Face masks emblazoned with the Southern League outfit’s logo can be picked up for just 1,200 yen, or £9.11, on the official Pega Pega website, and plans are in place to soon bring them to the United Kingdom.
“The long-term idea is things like t-shirts with Taunton Town branding, selling them for profit and donating to the club,” Mabley continued. With these face masks, because they’re quite a small unit price for each, with the first batch we want to donate 50 or 100 to Taunton Town, which they can sell and it wouldn’t have cost them a penny. From what I’ve heard, there’s been quite a bit of interest among fans and people around the club, so who knows – maybe we will be making more in the near future as well?”
Taunton’s link with the Land of the Rising Sun is not a new one, having been spear-headed by Mabley. As the voice of British football for most Japanese viewers, the Blackbrook emigre has worked hard to introduce the Peacocks to football fans, going so far as to wear a Taunton shirt while presenting his shows.
He explained: “I’m basically abusing my position, to get Taunton on TV as much as possible!

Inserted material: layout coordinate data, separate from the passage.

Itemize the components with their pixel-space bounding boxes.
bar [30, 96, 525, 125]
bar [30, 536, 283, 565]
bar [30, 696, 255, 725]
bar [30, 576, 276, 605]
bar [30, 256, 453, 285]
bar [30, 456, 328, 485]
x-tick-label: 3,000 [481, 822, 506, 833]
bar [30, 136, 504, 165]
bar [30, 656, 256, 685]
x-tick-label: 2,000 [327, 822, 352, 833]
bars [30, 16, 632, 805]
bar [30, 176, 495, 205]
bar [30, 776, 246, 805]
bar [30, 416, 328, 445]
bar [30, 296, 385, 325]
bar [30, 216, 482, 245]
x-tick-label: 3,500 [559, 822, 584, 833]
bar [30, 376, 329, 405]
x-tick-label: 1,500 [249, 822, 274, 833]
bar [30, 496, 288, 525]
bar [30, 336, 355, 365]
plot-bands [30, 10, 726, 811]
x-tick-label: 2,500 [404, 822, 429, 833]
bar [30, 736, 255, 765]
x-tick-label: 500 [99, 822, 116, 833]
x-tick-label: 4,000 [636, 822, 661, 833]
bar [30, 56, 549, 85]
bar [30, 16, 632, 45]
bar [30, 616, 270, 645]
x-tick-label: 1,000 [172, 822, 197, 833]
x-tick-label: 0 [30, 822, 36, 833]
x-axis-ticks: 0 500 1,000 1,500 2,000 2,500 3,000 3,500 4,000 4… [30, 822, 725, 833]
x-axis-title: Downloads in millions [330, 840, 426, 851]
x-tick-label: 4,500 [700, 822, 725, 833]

My work philosophy on the Premier League is that I don’t like to just talk about the top six clubs, I talk about all 20 as well as the pyramid below and the system below that.
“It’s great for me because it’s my club, but the stories there give a case study to Japanese viewers, if you will, of football away from the professional leagues where you still have amazing people who are really proud about their work. It is a story people in Japan tend to like and I’m allowed to run with it.
“I would estimate, and this is a very basic barometer, that Taunton Town has more followers in Japan than any club below League One. People know about Taunton – it has its own Japanese Wikipedia page, which isn’t particularly common at that level! I’ve said it enough times on air that I don’t have to explain what I’m talking about and Taunton Town is part of the football vernacular here. There’s even been a small number of Japanese people who have told me they have been to Taunton and watched a game, because they’ve heard me talking about it. That’s good enough for me!”